A recent study on 'Global attitudes on a COVID-19 vaccine' by pollster Ipsos, found that just over one-half of adults in France (54%) expressed their intention to get vaccinated against the virus, the lowest figure of any country asked.

"It's understandable because it's a new disease really," said Professor Luke O'Neill, an immunologist from Trinity College Dublin. "Vaccines make people anxious anyway because sticking a needle in a baby's arm makes people nervous.

"Then we have the horrendousness of social media that is selling fake news, but the truth is, vaccines are extremely safe. Every health agency in the world says to use them.

"So it is a strange debate. It's our job to inform people. Vaccines are the biggest contribution to medicine. They are fantastic."

The Belgian government wants to vaccinate 70% of the population free of charge, but they might also struggle to reach this number, with some Brussels residents telling Euronews that the virus "does not exist" and that they would not trust it because they "don't know what the side effects might be".

But it's not all doom and gloom. Other people in the Belgian capital said they would take it and the Ipsos study backs this up, with 73% from all the countries surveyed globally, agreeing that they would get a COVID-19 vaccine if it was available.

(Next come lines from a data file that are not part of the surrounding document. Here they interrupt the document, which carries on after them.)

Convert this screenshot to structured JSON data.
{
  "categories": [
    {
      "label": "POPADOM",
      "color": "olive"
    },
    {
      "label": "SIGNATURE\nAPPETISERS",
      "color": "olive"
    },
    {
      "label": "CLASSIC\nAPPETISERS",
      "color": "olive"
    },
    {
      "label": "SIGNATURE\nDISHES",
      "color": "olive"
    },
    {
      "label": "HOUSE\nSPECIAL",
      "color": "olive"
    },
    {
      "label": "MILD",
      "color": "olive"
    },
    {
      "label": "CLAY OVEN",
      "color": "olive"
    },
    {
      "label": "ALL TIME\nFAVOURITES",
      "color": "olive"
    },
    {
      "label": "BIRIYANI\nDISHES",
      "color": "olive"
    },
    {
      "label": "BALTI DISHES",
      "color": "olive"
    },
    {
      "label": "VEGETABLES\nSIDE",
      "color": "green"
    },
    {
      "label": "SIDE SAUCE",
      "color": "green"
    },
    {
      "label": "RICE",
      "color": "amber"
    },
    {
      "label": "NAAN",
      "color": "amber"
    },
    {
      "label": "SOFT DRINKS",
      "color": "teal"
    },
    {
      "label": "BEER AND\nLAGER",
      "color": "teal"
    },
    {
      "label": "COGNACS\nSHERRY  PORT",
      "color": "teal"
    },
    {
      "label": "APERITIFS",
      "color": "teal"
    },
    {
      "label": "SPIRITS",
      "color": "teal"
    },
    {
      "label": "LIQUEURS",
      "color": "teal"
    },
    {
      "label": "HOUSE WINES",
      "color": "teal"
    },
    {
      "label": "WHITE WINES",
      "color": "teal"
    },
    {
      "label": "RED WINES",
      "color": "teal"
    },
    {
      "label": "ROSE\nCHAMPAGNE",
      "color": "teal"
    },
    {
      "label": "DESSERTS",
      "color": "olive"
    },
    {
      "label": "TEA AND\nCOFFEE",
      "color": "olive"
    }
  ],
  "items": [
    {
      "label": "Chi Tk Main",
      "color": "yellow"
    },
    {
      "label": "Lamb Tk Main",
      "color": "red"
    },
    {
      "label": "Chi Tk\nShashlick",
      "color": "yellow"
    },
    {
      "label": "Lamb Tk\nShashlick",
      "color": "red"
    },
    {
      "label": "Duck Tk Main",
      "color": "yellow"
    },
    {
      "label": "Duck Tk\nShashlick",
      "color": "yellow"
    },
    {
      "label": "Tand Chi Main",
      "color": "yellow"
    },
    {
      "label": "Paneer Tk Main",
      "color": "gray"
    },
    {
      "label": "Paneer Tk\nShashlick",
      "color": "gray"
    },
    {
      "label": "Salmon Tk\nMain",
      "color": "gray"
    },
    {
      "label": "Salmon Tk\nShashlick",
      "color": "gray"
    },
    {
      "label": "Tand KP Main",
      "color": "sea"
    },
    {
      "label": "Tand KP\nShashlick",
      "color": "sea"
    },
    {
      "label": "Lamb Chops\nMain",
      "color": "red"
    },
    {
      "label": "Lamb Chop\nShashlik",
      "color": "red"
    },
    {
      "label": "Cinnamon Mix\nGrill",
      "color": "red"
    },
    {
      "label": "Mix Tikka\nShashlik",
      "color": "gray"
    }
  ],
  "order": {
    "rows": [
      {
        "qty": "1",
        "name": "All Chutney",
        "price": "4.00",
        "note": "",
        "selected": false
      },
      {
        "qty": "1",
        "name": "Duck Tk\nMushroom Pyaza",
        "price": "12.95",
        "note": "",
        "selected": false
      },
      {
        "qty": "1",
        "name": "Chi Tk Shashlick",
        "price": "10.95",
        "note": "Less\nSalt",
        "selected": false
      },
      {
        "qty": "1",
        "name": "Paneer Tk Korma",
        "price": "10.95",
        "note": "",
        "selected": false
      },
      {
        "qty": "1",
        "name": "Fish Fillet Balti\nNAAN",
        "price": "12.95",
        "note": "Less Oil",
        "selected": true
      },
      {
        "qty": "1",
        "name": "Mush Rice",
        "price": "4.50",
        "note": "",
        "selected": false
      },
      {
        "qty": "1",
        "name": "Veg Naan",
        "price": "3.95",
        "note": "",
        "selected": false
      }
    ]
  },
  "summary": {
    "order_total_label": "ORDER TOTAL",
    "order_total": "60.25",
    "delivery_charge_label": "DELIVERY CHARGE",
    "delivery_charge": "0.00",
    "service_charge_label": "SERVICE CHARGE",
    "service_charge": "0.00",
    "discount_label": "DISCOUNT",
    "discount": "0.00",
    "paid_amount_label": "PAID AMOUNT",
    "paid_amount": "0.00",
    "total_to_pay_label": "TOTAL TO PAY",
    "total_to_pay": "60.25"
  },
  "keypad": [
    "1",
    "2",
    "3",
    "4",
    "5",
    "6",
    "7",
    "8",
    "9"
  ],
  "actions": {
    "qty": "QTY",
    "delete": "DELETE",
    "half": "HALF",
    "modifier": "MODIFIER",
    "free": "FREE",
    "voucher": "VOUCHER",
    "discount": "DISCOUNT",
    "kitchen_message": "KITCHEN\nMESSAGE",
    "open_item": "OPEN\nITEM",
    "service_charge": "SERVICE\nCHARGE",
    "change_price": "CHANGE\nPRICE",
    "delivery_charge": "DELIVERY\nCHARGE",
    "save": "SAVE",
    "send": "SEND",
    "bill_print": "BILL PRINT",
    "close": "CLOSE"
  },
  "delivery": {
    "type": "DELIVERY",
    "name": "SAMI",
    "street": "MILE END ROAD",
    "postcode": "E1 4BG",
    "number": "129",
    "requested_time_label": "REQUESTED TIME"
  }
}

The European Commission hopes so too. Since launching their vaccine strategy in June, they have pumped millions into research and development. Once approved, they hope for quick deployment of hundreds of millions of doses across Europe.

"The big news is these vaccines, obviously, will help us achieve that normal life again, no question," added Prof O'Neill.

"There is the question of how long they will take to roll out, get it to the people, vaccine hesitancy, and all those issues come up, but I would be optimistic that by next summer, things will go somewhat back to the way they were, but we will still have to wear masks and continue with a bit of distancing."

But with research showing that vaccine scepticism is high in many European countries, especially France and Eastern Europe, scientists and EU governments alike will have to make a clear, convincing pitch to break through all the noise and political pull.